Mrs May came to Brussels for a working dinner with Mr Juncker as fears grow that negotiations on Britain's exit from the bloc in 2019 could end without an agreement.
It came just days after Michel Barnier, the EU’s chief Brexit negotiator, warned of a "disturbing deadlock" following the latest round of Brexit talks.
The two leaders were joined at the dinner table by Mr Barnier and his British counterpart, Brexit secretary David Davis.
Mr Juncker had earlier declined to answer questions about the content of the meeting ahead of time, telling reporters in Brussels: "I will meet Mrs May this evening, we will talk and you will see the autopsy."
EU leaders are meeting at a key summit in Brussels this Thursday and Friday, where they are due to decide if negotiators can move on to discussing post-Brexit trade ties, depending on whether "sufficient progress" has been made in divorce talks.
The indication from the EU side is that they will postpone their decision to a summit in December as the break-up negotiations are currently in a stalemate, particularly over the multi-billion-euro exit bill the EU says Britain must pay.
EU estimates suggest Britain must pay from 60 billion euros to 100 billion euros to settle commitments it made while part of the EU, such as development projects and the pensions of civil servants. Britain has rejected such figures.

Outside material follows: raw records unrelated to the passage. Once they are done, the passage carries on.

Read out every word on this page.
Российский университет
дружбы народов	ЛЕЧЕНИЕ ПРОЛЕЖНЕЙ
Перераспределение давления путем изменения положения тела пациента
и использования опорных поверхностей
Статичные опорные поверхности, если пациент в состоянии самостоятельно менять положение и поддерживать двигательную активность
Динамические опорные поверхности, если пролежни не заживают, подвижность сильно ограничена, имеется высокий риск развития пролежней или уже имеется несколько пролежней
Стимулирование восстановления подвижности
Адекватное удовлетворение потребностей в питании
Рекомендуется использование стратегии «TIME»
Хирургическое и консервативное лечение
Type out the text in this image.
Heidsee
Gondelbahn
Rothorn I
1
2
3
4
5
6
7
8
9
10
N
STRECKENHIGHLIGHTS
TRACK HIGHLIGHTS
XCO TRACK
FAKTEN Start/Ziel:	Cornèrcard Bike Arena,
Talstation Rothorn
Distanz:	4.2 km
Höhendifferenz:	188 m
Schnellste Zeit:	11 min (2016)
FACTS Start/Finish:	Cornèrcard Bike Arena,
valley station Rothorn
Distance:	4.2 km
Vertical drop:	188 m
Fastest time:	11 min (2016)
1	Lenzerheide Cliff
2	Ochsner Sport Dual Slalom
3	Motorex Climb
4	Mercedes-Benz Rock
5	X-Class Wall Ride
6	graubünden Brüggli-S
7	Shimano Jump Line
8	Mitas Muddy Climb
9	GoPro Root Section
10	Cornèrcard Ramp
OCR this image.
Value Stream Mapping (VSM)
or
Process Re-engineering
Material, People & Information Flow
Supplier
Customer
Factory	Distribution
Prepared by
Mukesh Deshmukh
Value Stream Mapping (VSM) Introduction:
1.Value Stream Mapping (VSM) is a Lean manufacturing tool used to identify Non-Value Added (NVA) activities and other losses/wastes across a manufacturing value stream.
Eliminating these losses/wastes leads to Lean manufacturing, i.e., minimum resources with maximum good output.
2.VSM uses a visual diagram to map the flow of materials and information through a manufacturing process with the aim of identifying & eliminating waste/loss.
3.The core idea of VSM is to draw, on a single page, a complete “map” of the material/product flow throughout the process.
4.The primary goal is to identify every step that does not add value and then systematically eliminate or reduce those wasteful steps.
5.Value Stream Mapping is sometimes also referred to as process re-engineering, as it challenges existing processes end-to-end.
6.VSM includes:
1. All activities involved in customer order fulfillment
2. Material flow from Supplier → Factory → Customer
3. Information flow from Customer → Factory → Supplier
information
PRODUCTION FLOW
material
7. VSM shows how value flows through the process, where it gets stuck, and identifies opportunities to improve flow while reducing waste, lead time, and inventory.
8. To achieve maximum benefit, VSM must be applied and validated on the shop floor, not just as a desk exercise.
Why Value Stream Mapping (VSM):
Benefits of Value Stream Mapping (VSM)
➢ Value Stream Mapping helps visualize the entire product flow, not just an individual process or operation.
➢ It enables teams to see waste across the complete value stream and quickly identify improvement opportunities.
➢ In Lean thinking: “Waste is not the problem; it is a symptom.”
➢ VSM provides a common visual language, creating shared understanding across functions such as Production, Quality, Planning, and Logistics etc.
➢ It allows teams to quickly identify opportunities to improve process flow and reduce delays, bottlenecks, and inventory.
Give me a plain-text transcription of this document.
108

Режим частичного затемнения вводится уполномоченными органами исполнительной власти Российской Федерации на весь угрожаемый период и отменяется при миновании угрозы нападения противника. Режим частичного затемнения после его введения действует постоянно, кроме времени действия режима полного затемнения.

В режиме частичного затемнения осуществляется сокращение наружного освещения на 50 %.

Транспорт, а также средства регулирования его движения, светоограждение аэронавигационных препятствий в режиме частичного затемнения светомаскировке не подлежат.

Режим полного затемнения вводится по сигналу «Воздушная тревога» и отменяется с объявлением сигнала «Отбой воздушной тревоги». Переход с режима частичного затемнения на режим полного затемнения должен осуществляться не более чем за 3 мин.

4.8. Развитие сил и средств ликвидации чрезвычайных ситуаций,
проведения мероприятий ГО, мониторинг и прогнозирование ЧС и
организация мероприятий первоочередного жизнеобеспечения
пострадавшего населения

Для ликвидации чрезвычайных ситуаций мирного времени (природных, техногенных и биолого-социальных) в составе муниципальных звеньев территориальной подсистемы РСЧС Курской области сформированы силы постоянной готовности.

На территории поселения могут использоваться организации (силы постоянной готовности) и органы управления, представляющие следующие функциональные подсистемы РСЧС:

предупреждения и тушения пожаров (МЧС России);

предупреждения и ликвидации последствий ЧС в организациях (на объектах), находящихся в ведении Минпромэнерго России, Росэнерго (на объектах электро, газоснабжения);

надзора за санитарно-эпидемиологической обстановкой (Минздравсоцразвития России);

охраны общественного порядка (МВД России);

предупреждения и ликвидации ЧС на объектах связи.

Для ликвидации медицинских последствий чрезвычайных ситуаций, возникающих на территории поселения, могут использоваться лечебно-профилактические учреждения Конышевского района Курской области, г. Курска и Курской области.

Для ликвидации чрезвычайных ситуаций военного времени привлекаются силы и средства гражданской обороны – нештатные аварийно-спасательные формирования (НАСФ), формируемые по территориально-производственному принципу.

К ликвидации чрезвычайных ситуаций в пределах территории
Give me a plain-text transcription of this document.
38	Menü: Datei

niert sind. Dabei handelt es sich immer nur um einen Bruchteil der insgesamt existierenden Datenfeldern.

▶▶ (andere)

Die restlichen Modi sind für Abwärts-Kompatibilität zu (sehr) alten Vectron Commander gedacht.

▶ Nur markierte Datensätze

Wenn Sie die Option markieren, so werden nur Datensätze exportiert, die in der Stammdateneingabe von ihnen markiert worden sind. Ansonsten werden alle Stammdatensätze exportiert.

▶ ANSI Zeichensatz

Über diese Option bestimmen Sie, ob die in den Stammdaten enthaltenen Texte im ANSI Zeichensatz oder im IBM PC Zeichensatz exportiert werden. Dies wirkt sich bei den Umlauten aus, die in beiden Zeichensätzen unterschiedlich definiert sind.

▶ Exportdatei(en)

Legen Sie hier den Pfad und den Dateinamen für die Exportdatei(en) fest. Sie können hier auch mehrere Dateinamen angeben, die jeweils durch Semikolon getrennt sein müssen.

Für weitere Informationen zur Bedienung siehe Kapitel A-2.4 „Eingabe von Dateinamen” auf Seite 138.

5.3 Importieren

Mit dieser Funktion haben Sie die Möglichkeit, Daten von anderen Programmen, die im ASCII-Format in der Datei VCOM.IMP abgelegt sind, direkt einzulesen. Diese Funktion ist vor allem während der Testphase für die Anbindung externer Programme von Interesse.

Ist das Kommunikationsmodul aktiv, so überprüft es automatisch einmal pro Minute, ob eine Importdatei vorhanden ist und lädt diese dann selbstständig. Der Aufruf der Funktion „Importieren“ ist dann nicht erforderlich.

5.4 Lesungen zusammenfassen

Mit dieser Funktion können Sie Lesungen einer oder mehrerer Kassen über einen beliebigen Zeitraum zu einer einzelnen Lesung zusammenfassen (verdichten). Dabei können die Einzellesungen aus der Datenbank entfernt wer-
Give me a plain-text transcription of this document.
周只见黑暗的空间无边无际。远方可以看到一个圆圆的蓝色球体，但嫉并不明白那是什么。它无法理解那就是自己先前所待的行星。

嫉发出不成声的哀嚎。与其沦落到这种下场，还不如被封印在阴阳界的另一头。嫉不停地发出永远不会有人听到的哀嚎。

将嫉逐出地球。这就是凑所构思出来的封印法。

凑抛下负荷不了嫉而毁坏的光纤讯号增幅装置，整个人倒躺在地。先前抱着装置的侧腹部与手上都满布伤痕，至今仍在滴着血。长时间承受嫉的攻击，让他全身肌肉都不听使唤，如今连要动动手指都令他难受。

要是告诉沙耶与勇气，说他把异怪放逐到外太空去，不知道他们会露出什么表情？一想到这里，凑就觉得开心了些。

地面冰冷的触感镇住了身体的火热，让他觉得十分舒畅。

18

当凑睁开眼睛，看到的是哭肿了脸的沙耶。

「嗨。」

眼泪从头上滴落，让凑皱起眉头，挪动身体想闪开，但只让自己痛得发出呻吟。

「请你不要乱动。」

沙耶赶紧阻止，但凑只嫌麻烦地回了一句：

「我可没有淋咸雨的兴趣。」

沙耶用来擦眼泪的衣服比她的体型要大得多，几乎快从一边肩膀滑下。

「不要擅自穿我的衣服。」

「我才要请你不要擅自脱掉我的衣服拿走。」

The EU has also demanded progress on the rights of three million European citizens in Britain, and on the future of Northern Ireland.
But Britain is still hoping for a positive signal that will ease growing concern, particularly on a two-year transition period to ease the "cliff edge" for businesses and citizens of a sudden departure.
With criticism of her Brexit strategy building up at home, including within her own Conservative party, Mrs May is hoping for a breakthrough that will bolster her position and ease some of the uncertainty around Britain's withdrawal.
"We've always said we want Britain leaving the EU to be a smooth process and this is part of achieving that," Mrs May's spokesman said of the 90-minute dinner.
The Prime Minister discussed the UK’s exit negotiations ahead of the dinner in phone calls with German Chancellor Angela Merkel, French President Emmanuel Macron and Irish Prime Minister Leo Varadkar.